Test-Achats

Réforme des comptes d'épargne : des taux garantis pas garantis


Lettre ouverte aux Présidents de partis


Le 1er avril 2009, les comptes d’épargne seront soumis à une nouvelle règlementation, comme le Ministre des Finances Didier Reynders l’a décidé par Arrêté Royal le 7 décembre 2008.
Ces nouvelles règles, édictées en collaboration avec la CBFA et Febelfin, apportent des modifications importantes dans le fonctionnement des comptes d’épargne. Des modifications qui ne vont malheureusement pas dans le sens qu’aurait souhaité Test-Achats, car défavorables aux épargnants.

Test-Achats souhaite cependant attirer votre attention sur un autre problème qui découle de l’application immédiate des nouvelles règles, sans période de transition.
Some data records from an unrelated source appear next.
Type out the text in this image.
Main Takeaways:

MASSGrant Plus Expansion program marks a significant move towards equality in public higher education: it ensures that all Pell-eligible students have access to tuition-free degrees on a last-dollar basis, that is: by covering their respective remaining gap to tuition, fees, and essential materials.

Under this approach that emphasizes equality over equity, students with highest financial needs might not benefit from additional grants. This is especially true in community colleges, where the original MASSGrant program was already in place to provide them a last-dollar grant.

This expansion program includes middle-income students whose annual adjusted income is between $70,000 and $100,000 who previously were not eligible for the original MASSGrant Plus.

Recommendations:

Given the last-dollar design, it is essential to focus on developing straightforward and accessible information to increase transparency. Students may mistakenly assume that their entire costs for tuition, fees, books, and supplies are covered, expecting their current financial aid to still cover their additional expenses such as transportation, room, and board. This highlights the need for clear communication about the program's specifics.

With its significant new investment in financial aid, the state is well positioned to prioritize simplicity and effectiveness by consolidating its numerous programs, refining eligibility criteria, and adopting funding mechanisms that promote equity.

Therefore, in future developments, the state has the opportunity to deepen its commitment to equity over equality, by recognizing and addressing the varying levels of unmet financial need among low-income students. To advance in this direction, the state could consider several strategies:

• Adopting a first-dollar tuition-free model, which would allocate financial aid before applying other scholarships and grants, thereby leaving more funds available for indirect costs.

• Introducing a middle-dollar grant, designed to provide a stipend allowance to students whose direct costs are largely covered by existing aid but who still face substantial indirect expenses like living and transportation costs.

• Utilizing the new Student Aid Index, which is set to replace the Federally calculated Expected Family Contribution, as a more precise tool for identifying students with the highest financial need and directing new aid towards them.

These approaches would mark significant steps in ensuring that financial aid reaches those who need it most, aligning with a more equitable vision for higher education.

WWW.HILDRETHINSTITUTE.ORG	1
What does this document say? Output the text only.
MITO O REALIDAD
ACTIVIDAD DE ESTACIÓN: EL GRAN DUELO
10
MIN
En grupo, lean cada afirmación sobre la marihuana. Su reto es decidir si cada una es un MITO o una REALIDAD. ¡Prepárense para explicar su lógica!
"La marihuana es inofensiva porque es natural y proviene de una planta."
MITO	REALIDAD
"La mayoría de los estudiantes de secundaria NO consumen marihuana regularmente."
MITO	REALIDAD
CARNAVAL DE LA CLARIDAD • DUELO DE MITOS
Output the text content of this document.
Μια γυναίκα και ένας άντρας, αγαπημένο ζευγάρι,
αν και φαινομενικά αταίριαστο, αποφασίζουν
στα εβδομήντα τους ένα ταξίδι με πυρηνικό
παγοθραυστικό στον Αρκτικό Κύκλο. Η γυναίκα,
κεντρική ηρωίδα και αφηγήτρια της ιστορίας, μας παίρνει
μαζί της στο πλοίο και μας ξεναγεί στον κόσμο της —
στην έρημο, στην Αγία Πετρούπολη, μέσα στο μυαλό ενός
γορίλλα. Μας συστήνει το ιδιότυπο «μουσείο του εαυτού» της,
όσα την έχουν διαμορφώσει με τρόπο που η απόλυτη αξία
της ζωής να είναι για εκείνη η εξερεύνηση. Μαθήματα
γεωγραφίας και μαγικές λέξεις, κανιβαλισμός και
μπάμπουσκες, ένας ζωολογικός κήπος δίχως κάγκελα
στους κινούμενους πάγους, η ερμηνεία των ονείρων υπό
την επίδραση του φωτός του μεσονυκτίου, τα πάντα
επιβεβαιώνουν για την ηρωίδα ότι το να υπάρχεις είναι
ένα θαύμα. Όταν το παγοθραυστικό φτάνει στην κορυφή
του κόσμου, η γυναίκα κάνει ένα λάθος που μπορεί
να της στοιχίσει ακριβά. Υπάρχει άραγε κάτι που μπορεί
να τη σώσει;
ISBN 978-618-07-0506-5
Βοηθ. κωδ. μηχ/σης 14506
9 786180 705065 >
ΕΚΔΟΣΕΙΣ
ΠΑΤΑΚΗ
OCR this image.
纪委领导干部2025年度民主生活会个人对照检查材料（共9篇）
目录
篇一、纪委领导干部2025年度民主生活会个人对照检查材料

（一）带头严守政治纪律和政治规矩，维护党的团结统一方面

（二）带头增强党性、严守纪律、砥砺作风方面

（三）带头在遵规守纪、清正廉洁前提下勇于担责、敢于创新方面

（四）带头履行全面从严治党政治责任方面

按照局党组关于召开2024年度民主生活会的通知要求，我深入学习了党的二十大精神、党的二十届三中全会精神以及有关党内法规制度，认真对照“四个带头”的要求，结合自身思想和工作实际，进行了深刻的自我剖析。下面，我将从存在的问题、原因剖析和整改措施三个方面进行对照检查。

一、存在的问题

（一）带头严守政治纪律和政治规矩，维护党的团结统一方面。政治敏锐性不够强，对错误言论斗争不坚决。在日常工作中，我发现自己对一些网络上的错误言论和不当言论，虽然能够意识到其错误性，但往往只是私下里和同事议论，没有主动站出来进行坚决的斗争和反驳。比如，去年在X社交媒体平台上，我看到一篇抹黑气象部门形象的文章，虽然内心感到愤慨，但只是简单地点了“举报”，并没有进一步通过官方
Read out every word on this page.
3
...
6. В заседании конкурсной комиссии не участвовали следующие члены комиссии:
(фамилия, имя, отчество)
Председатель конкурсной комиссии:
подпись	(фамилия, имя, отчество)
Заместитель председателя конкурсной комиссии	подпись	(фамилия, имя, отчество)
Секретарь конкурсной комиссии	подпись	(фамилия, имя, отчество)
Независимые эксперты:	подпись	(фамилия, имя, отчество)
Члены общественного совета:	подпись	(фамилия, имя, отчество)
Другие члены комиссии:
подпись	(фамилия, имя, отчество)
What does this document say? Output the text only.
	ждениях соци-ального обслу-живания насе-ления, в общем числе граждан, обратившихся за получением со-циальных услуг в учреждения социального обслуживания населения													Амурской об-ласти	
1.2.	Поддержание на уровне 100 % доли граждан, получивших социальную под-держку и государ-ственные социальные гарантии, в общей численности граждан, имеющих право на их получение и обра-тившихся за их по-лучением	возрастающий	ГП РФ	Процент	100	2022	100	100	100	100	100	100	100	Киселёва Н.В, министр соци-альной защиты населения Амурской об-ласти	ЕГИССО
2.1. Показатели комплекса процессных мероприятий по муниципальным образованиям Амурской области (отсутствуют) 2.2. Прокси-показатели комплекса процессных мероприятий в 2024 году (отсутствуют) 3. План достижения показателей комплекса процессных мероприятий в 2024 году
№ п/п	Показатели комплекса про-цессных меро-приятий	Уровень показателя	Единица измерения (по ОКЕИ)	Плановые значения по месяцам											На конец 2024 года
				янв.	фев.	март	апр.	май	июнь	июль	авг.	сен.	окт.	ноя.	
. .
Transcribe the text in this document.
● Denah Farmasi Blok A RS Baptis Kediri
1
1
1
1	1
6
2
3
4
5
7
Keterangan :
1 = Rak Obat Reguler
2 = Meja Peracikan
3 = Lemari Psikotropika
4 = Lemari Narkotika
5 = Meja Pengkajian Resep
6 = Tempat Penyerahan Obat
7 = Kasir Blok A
En 2008, plusieurs banques ont en effet garanti une rémunération élevée pendant six mois, douze mois, voire jusque fin 2009. Or la nouvelle réglementation va obliger ces banques à revenir sur leurs engagements dès le 1er avril. Une nouvelle fois, c’est l’épargnant qui en fera les frais.

Voici un exemple, basé sur l’offre de Deutsche Bank, mais qui pourrait aussi s’appliquer à d’autres banques (notamment BKCP, AXA, Record, etc.).
Imaginons un épargnant qui a versé 10 000 euros sur le compte db Intensiv Plus de Deutsche Bank le 01/10/2008. La banque offrait à cette date, pour les nouveaux versements, un taux de base de 4,25 % et une prime de fidélité de 1 %, garantis pendant douze mois. Au bout d’un an, l’épargnant avait donc la garantie de recevoir un montant d’intérêts de 525 euros.

Or, à partir du 1er avril 2009, un seul taux de base devra s’appliquer à l’ensemble des avoirs en compte. Ce n’était pas le cas auparavant. Le taux de 4,25 % octroyé par la banque ne s’appliquait alors qu’aux nouveaux versements, les versements plus anciens bénéficiant d’un taux plus faible (actuellement 2,25 %). Il est donc probable que la banque envisage de ramener pour tout le monde, le 1er avril, le taux de base à 2,25 %. Il en ira de même pour la prime de fidélité, fixée actuellement à 0,75 % pour les anciens versements.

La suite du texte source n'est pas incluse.